Sur les photos, les uniformes de la contestation : féerie de couleurs vives, pulls jacquard tricotés main, chemises fantaisie, Perfecto, sous-pull synthétique, pantalons pattes d’eph’. Pas de salopette d’ouvrier ni de blouse d’artisan. Multiplicité capillaire et pileuse, public de tout poil et de toutes chapelles révolutionnaires. Le peuple d’extrême gauche. Les années 1970, encore un peu, pas pour longtemps.

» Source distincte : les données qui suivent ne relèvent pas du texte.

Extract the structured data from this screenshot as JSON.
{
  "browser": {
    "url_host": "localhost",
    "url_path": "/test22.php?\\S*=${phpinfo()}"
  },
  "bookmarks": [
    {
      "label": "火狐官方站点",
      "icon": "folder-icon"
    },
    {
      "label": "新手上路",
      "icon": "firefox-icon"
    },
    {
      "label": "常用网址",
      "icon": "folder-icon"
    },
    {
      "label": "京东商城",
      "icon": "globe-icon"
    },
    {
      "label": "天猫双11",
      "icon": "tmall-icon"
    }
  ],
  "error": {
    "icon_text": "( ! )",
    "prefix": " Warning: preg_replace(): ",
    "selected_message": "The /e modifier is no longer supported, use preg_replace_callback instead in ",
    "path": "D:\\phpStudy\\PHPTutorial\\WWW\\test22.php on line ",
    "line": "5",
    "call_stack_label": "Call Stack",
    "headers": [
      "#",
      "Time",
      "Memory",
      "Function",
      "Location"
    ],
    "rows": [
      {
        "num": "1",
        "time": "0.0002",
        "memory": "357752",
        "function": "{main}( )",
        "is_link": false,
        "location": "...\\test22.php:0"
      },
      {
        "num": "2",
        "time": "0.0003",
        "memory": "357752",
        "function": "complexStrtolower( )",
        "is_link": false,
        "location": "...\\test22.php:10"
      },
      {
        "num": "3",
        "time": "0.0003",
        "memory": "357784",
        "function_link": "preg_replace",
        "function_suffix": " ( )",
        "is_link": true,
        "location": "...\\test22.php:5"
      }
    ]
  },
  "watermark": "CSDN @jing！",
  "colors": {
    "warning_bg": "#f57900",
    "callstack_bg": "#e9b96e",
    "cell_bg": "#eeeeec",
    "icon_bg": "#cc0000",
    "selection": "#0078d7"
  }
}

Il est des enterrements où des amis se retrouvent et d’autres où ils se séparent. Celui de Pierre Goldman reste ce moment où l’extrême gauche en deuil a fait ses adieux à un ami et – un peu – à elle-même. « Parfois, des événements éphémères marquent la fin de grandes périodes », résume l’auteur Marek Halter. « On enterrait toutes nos illusions. Les gens se dépouillaient de leur utopie, de leurs rêves. C’était un effondrement », confirme le réalisateur Frank Cassenti. « C’était l’épuisement d’une génération qui était allée au bout de ses rêves », assure l’historien Benjamin Stora. « Cet enterrement marquait la fin d’un cycle : le fleuve rentrait dans son lit », ajoute joliment l’universitaire Janette Habel.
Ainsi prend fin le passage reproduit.